Solved – Testing for statistically significant difference in time series

hypothesis testingstatistical significancetime series

I have the time series of the prices of two securities, A and B, over the same period of time and sampled at the same frequency. I would like to test whether there is any statistically significant difference over time between the two prices (my null hypothesis would be that the difference is null). Specifically, I am using price differences as a proxy for market efficiency. Imagine A and B are a security and its synthetic equivalent (i.e. both are claims to exactly the same cash flows). If the market is efficient, both should have the exact same price (barring different transaction costs, etc.), or a zero price difference.

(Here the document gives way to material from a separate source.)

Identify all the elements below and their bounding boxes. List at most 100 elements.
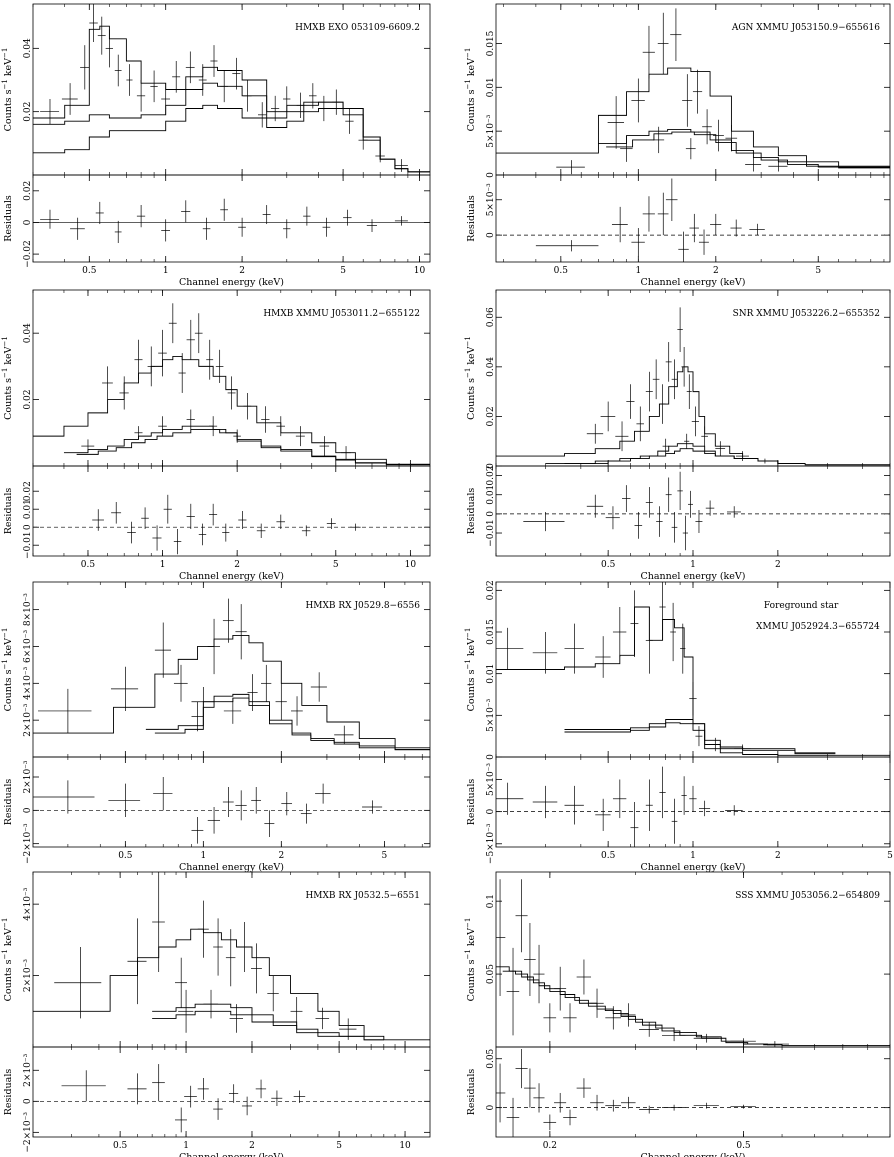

This is what I would like to test for. What is the best way to do so?

I might have intuitively run a two-sided t-test on the "difference" time series, i.e. on the A-B time series, and tested for $\mu_0$=0. However, I have the suspicion that there might be more robust tests, that take into account things like potential homoskedastic errors or the presence of outliers. In general, are there things to watch out for when working with the prices of securities?

Best Answer

I would not start by taking differences of stock prices, normalized for the same initial capital or not. Stock prices do not go below zero, so at best the differences between two stock prices (or accrued difference in initial capital outlay) would only be slightly more normal than the not normal distributions of price (or capital worth) of the stocks taken individually, and, not normal enough to justify a difference analysis.

However, as stock prices are approximately log-normal, I would start normalizing by taking the ratio of the two prices $\frac{\$A}{\$B}$, which obviates having to normalize to initial capital outlay. To be specific, what I am expecting is that stock prices vary as proportional data, that a change from a price of $\$1.00$ to $\$1.05$, discretization aside, is as expected as the change from $\$100.00$ to $\$105.00$. Then, all you have to worry about is whether the ratio of stock prices is increasing or decreasing in time. For that, I would suggest ARIMA or some other trending analysis.